Глубокая тишина, глубокая бессознательность, живительный покой! Таковы успокаивающие инструменты заботливой природы для перегруженной души; природа, в своей нежной мудрости и материнской заботе, не позволяет нам страдать свыше определённого предела. Чрезмерная боль, будь она физической или нравственной, не может длиться долго, и человеческое страдание, достигая своего крайнего предела, встречает на самом пике своего отчаяния странное, молчаливое, дарующее забвение успокоение. Именно так и произошло с Теосом Олвином: погружённый в глубокое забытье милосердного обморока, он покинул пределы жизни и унёсся далеко за грани чувства времени каким-то широким беззвучным потоком теней, где земля и небо были равно забыты!

Как долго он пролежал таким образом, он никогда не узнал, но наконец он вернулся – вернулся от прикосновения чего-то холодного и острого к горлу и, лениво открыв глаза, обнаружил, что его окружил маленький отряд вооружённых людей, которые, опираясь на длинные копья, сверкавшие в лучах солнца, оглядывали его с насмешливым удивлением. Один из них, стоявший ближе остальных и выделявшийся своей одеждой и поведением как командующий офицер, держал вместо копья короткий меч, прикосновение чьего острия и стало эффективным способом пробуждения его от летаргии.

– Отвечай! – гаркнул этот персонаж грубым голосом, убирая оружие. – Ты ещё что за бездельник? Предатель или шпион? Ты, должно быть, дурак и нарушитель королевского указа, иначе никогда не посмел бы валяться в такой свинской лени за воротами Аль-Кириса Прекрасного!

Аль-Кирис Прекрасный! О чём говорил этот человек? Издав торопливое восклицание, Олвин с усилием поднялся на ноги и, прикрывая глаза от палящего солнца, дико уставился на своего собеседника.

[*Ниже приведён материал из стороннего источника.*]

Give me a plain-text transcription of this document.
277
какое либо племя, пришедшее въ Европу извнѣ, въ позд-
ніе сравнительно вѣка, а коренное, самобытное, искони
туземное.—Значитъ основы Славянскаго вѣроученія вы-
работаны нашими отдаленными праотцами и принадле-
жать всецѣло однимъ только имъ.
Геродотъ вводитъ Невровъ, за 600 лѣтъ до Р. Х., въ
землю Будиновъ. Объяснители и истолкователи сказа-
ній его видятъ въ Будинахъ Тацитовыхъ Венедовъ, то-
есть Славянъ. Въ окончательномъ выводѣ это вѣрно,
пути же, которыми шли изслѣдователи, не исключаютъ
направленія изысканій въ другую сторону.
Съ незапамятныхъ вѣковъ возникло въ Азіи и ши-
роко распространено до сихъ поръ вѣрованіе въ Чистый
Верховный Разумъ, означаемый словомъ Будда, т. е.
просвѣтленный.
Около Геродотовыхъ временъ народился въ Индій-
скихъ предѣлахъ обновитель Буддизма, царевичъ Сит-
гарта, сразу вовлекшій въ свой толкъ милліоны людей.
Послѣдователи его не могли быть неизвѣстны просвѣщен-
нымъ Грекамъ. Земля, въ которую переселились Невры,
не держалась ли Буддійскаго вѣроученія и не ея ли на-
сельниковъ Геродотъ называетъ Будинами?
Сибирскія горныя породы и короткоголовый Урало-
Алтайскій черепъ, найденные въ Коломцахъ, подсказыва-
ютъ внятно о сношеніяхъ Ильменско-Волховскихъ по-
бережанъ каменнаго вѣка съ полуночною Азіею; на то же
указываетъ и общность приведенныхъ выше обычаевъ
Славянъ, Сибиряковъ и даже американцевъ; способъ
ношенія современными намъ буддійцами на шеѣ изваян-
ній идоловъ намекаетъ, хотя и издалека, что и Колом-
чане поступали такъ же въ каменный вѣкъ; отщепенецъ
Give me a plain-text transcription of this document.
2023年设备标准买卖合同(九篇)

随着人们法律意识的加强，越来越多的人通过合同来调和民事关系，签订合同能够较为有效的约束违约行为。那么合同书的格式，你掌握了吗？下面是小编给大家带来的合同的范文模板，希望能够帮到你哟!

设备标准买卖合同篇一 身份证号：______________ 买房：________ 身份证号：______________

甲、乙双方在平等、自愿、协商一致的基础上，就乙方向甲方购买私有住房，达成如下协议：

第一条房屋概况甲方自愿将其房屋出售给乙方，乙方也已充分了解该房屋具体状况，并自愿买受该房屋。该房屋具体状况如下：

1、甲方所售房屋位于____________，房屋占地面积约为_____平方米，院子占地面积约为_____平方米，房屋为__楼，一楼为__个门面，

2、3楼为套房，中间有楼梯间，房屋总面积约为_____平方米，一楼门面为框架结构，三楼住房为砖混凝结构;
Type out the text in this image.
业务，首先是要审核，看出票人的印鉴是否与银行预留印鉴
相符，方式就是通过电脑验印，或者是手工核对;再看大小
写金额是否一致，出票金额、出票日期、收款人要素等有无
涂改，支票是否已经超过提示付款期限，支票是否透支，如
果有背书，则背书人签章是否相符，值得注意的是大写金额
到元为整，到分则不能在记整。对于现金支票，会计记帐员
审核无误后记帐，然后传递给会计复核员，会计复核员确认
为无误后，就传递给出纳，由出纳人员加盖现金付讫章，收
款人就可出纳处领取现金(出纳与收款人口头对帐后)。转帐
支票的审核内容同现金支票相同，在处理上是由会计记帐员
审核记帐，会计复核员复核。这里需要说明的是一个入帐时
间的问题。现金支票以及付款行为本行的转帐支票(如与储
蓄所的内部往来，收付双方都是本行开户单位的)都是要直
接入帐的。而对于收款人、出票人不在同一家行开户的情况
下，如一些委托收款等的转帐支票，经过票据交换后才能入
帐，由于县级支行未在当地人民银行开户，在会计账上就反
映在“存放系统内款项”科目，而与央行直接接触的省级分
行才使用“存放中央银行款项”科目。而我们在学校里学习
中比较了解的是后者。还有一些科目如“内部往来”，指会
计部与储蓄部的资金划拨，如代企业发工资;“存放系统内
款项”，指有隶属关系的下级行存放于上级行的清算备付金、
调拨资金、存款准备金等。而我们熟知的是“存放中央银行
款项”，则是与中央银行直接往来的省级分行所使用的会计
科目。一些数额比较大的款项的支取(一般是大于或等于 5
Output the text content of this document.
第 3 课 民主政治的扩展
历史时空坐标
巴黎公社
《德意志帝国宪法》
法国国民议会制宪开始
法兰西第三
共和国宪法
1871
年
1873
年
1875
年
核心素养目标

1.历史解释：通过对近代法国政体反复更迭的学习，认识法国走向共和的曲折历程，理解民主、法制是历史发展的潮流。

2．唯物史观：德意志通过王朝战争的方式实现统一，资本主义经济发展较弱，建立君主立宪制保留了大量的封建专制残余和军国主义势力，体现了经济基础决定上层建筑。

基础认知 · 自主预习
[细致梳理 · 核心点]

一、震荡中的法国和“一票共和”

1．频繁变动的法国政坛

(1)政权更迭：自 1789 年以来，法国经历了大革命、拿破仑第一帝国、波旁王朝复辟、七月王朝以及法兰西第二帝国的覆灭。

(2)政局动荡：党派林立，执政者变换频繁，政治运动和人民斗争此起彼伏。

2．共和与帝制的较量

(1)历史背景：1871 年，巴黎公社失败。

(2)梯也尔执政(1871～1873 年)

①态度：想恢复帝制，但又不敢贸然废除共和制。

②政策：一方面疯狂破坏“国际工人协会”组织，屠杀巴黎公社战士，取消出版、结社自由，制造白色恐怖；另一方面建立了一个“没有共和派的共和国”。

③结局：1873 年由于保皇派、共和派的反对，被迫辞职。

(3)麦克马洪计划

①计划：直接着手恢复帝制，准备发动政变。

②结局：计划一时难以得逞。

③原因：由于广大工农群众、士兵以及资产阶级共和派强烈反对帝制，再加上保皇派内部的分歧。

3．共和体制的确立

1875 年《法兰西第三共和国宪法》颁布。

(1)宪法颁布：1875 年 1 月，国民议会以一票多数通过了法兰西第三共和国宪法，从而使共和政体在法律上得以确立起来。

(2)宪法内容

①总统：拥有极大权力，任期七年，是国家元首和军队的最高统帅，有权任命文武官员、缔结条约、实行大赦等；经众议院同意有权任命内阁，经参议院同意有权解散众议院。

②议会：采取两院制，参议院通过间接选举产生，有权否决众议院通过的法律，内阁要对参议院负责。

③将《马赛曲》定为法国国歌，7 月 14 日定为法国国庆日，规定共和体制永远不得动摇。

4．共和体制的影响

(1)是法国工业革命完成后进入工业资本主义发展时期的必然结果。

– Что… что такое? – бормотал он смутно. – Я вас не понимаю! Я… я заснул на поле Ардаф!

Солдаты разразились громким смехом, к которому присоединился и их командир.

– Ты здорово надрался, друг мой! – заметил он, засунув меч с резким лязгом в его сверкающие ножны. – Как ты сказал? Ардаф? Нам это название не известно, как и тебе, ручаюсь, когда ты трезв! Беги домой быстренько! Ай-ай! Аромат доброго вина ещё стоит у меня во рту: такая приятная сладость, к которой я и сам неравнодушен, так что могу простить тех, кто, как и ты, любит его слишком сильно! Убирайся! И благодари Бога, что попался на глаза королевской охране, а не жреческому патрулю Лизии! Смотри, ворота открыты – заходи и остуди голову в первом же фонтане!

– Ворота? Какие ворота?

Опустив руку, Олвин озадаченно оглянулся. Он стоял на ровном участке дороги, белоснежно-пыльной и иссушенной жарою, и прямо напротив него была огромной высоты стена с рядами торчащих железных пиков наверху, которую стерегли упомянутые ворота; огромные, массивные двери, очевидно, были отлиты из добротной меди и украшены с обеих сторон толстыми, круглыми дозорными башнями из камня, а на их верхушках обвисли алые стяги, поникшие в неподвижном воздухе. Поражённый и исполненный смутного, трепетного ужаса, он снова посмотрел на своих странных собеседников, которые, в свою очередь, поглядывали на него с холодным военным безразличием.